In questo quadro il Movimento Cinque Stelle cresce di mezzo punto nello stesso mese, sfiorando ora il 28 per cento, ma lo stato di salute è dato dall’andamento degli ultimi 4 mesi, praticamente stabile tra il 27 e il 28. E’ Forza Italia che effettua un balzo in avanti di quasi 2 punti e arriva al 15,5 con la Lega che invece ne perde 2 e si attesta al 13,5 (un travaso che comunque non indebolisce l’intera coalizione). I Fratelli d’Italia crescono negli ultimi 4 mesi di quasi un punto e ora sfiorano il 5. Il centrodestra, tutto insieme, raggiunge quasi il 34 per cento dei voti che comunque non è sufficiente per avere un numero di seggi che dia la maggioranza parlamentare.

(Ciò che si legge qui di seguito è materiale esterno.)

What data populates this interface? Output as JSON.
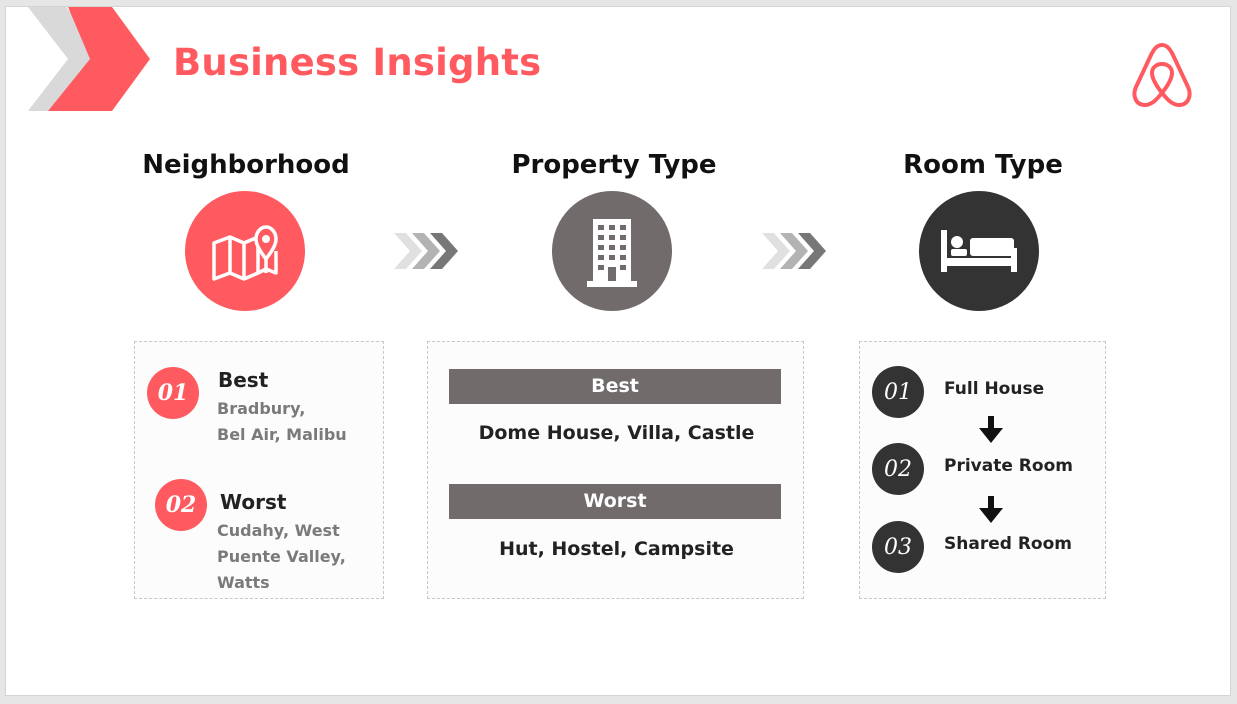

Detto che Alternativa Popolare resta lontana dalla soglia di sbarramento, a sinistra Mdp e Sinistra Italiana prenderebbero insieme una cifra intorno al 6 per cento alla quale può essere aggiunta una parte del 4 per cento degli “altri di centrosinistra”. Chi ha dichiarato di voler andare sicuramente al voto rappresenta il 54 per cento degli intervistati.